CREATE TABLE orders (
id SERIAL PRIMARY KEY,
customer_name TEXT NOT NULL,
total_amount DECIMAL NOT NULL,
created_at TIMESTAMP DEFAULT CURRENT_TIMESTAMP
);
CREATE TABLE outbox (
id UUID PRIMARY KEY DEFAULT gen_random_uuid(),
aggregate_type TEXT NOT NULL, -- Example: 'Order'
aggregate_id TEXT NOT NULL, -- Order ID
type TEXT NOT NULL, -- Event: 'OrderCreated'
payload JSONB NOT NULL, -- Actual data
status TEXT DEFAULT 'PENDING', -- PENDING, PROCESSED, FAILED
created_at TIMESTAMP DEFAULT CURRENT_TIMESTAMP
);
Step 2: Writing Transaction-Safe Business Logic
Using the pg library, you must use the same client to ensure Atomicity. If any command fails, all changes will be discarded.
async function createOrder(customerName, amount) {
const client = await pool.connect();
try {
await client.query('BEGIN');
// 1. Save order to the main table
const orderRes = await client.query(
'INSERT INTO orders (customer_name, total_amount) VALUES ($1, $2) RETURNING id',
[customerName, amount]
);
const orderId = orderRes.rows[0].id;
// 2. Save message to the outbox table (Same transaction)
const outboxPayload = { orderId, customerName, amount };
await client.query(
'INSERT INTO outbox (aggregate_type, aggregate_id, type, payload) VALUES ($1, $2, $3, $4)',
['Order', orderId.toString(), 'OrderCreated', JSON.stringify(outboxPayload)]
);
await client.query('COMMIT');
console.log('Transaction successful!');
} catch (error) {
await client.query('ROLLBACK');
throw error;
} finally {
client.release();
}
}
Step 3: Building the Message Relay (Forwarding Worker)
To move messages from the DB to the Broker, Polling is the simplest and most effective approach for small and medium-sized systems.

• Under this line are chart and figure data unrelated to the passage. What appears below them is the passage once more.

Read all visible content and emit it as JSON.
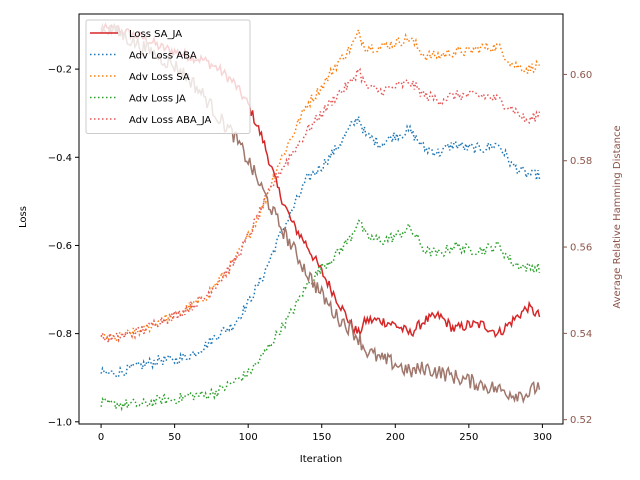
{
  "chart_data": {
    "type": "line",
    "xlabel": "Iteration",
    "ylabel_left": "Loss",
    "ylabel_right": "Average Relative Hamming Distance",
    "xlim": [
      -15,
      314
    ],
    "ylim_left": [
      -1.005,
      -0.075
    ],
    "ylim_right": [
      0.519,
      0.614
    ],
    "x_ticks": [
      0,
      50,
      100,
      150,
      200,
      250,
      300
    ],
    "y_ticks_left": [
      -1.0,
      -0.8,
      -0.6,
      -0.4,
      -0.2
    ],
    "y_ticks_right": [
      0.52,
      0.54,
      0.56,
      0.58,
      0.6
    ],
    "y_tick_labels_left": [
      "−1.0",
      "−0.8",
      "−0.6",
      "−0.4",
      "−0.2"
    ],
    "y_tick_labels_right": [
      "0.52",
      "0.54",
      "0.56",
      "0.58",
      "0.60"
    ],
    "right_axis_color": "#8c564b",
    "legend_position": "upper-left",
    "grid": false,
    "x": [
      0,
      10,
      20,
      30,
      40,
      50,
      60,
      70,
      80,
      90,
      100,
      110,
      120,
      130,
      140,
      150,
      160,
      170,
      175,
      180,
      190,
      200,
      210,
      220,
      230,
      240,
      250,
      260,
      270,
      280,
      290,
      298
    ],
    "series": [
      {
        "name": "Loss SA_JA",
        "axis": "left",
        "style": "solid",
        "color": "#d62728",
        "values": [
          -0.11,
          -0.11,
          -0.12,
          -0.13,
          -0.15,
          -0.16,
          -0.17,
          -0.18,
          -0.2,
          -0.23,
          -0.28,
          -0.36,
          -0.47,
          -0.55,
          -0.6,
          -0.66,
          -0.72,
          -0.78,
          -0.8,
          -0.77,
          -0.77,
          -0.78,
          -0.8,
          -0.77,
          -0.76,
          -0.79,
          -0.78,
          -0.78,
          -0.8,
          -0.77,
          -0.74,
          -0.76
        ]
      },
      {
        "name": "Adv Loss ABA",
        "axis": "left",
        "style": "dotted",
        "color": "#1f77b4",
        "values": [
          -0.89,
          -0.89,
          -0.88,
          -0.87,
          -0.86,
          -0.86,
          -0.85,
          -0.83,
          -0.8,
          -0.78,
          -0.73,
          -0.67,
          -0.59,
          -0.52,
          -0.45,
          -0.42,
          -0.38,
          -0.33,
          -0.31,
          -0.35,
          -0.37,
          -0.35,
          -0.34,
          -0.38,
          -0.39,
          -0.37,
          -0.38,
          -0.38,
          -0.37,
          -0.42,
          -0.44,
          -0.44
        ]
      },
      {
        "name": "Adv Loss SA",
        "axis": "left",
        "style": "dotted",
        "color": "#ff7f0e",
        "values": [
          -0.81,
          -0.81,
          -0.8,
          -0.79,
          -0.77,
          -0.76,
          -0.74,
          -0.72,
          -0.68,
          -0.64,
          -0.58,
          -0.51,
          -0.42,
          -0.35,
          -0.28,
          -0.24,
          -0.19,
          -0.15,
          -0.12,
          -0.15,
          -0.15,
          -0.14,
          -0.13,
          -0.17,
          -0.17,
          -0.16,
          -0.16,
          -0.15,
          -0.15,
          -0.19,
          -0.2,
          -0.19
        ]
      },
      {
        "name": "Adv Loss JA",
        "axis": "left",
        "style": "dotted",
        "color": "#2ca02c",
        "values": [
          -0.96,
          -0.96,
          -0.96,
          -0.96,
          -0.95,
          -0.95,
          -0.94,
          -0.94,
          -0.93,
          -0.91,
          -0.89,
          -0.85,
          -0.8,
          -0.75,
          -0.69,
          -0.65,
          -0.62,
          -0.58,
          -0.54,
          -0.58,
          -0.59,
          -0.58,
          -0.56,
          -0.61,
          -0.62,
          -0.6,
          -0.61,
          -0.61,
          -0.6,
          -0.64,
          -0.65,
          -0.65
        ]
      },
      {
        "name": "Adv Loss ABA_JA",
        "axis": "left",
        "style": "dotted",
        "color": "#e45756",
        "values": [
          -0.81,
          -0.81,
          -0.8,
          -0.79,
          -0.77,
          -0.76,
          -0.74,
          -0.72,
          -0.68,
          -0.64,
          -0.58,
          -0.51,
          -0.44,
          -0.39,
          -0.34,
          -0.3,
          -0.26,
          -0.23,
          -0.2,
          -0.24,
          -0.25,
          -0.24,
          -0.23,
          -0.26,
          -0.27,
          -0.26,
          -0.26,
          -0.26,
          -0.27,
          -0.29,
          -0.32,
          -0.3
        ]
      },
      {
        "name": "",
        "axis": "right",
        "style": "solid",
        "color": "#a0776c",
        "values": [
          0.611,
          0.61,
          0.608,
          0.606,
          0.604,
          0.602,
          0.599,
          0.595,
          0.59,
          0.586,
          0.58,
          0.573,
          0.566,
          0.56,
          0.554,
          0.549,
          0.544,
          0.541,
          0.539,
          0.536,
          0.534,
          0.533,
          0.531,
          0.532,
          0.531,
          0.53,
          0.529,
          0.528,
          0.527,
          0.526,
          0.526,
          0.528
        ]
      }
    ]
  }
}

async function relayMessages() {
const client = await pool.connect();
try {
// Fetch 10 unprocessed messages, lock rows to prevent other workers from reading the same ones
const res = await client.query(
"SELECT * FROM outbox WHERE status = 'PENDING' FOR UPDATE SKIP LOCKED LIMIT 10"
);
for (const row of res.rows) {
try {
await messageBroker.publish(row.type, row.payload);
await client.query(
"UPDATE outbox SET status = 'PROCESSED' WHERE id = $1",
[row.id]
);
} catch (err) {
console.error(`Error sending message ${row.id}:`, err);
}
}
} finally {
client.release();
}
}
setInterval(relayMessages, 5000);
The FOR UPDATE SKIP LOCKED technique is key here. It allows you to run multiple Worker instances simultaneously without the risk of sending the same message multiple times.
Optimization Tips for Real-world Production
When applying this pattern to projects with millions of transactions, keep these three points in mind:
- DB Capacity Management: The outbox table will grow very quickly. If there are 1 million orders per day, the table will have 30 million rows after a month, slowing down queries. Schedule a cleanup to delete
PROCESSEDrecords after 3-7 days. - Idempotency: This pattern ensures “at least once” delivery. However, if a worker crashes right after sending but before updating the DB, the message will be resent. The receiver (Consumer) must implement duplicate checking.
- Consider CDC: If the system reaches a threshold of >1000 transactions/second, constant Polling will put pressure on the DB. In this case, consider using Debezium to read the PostgreSQL WAL files, which forwards data without direct querying.
Conclusion
Transactional Outbox is not just a coding technique; it is a resilient system design mindset. Instead of relying on network luck, we rely on Database consistency. Good luck with your implementation, and may you sleep better during peak traffic!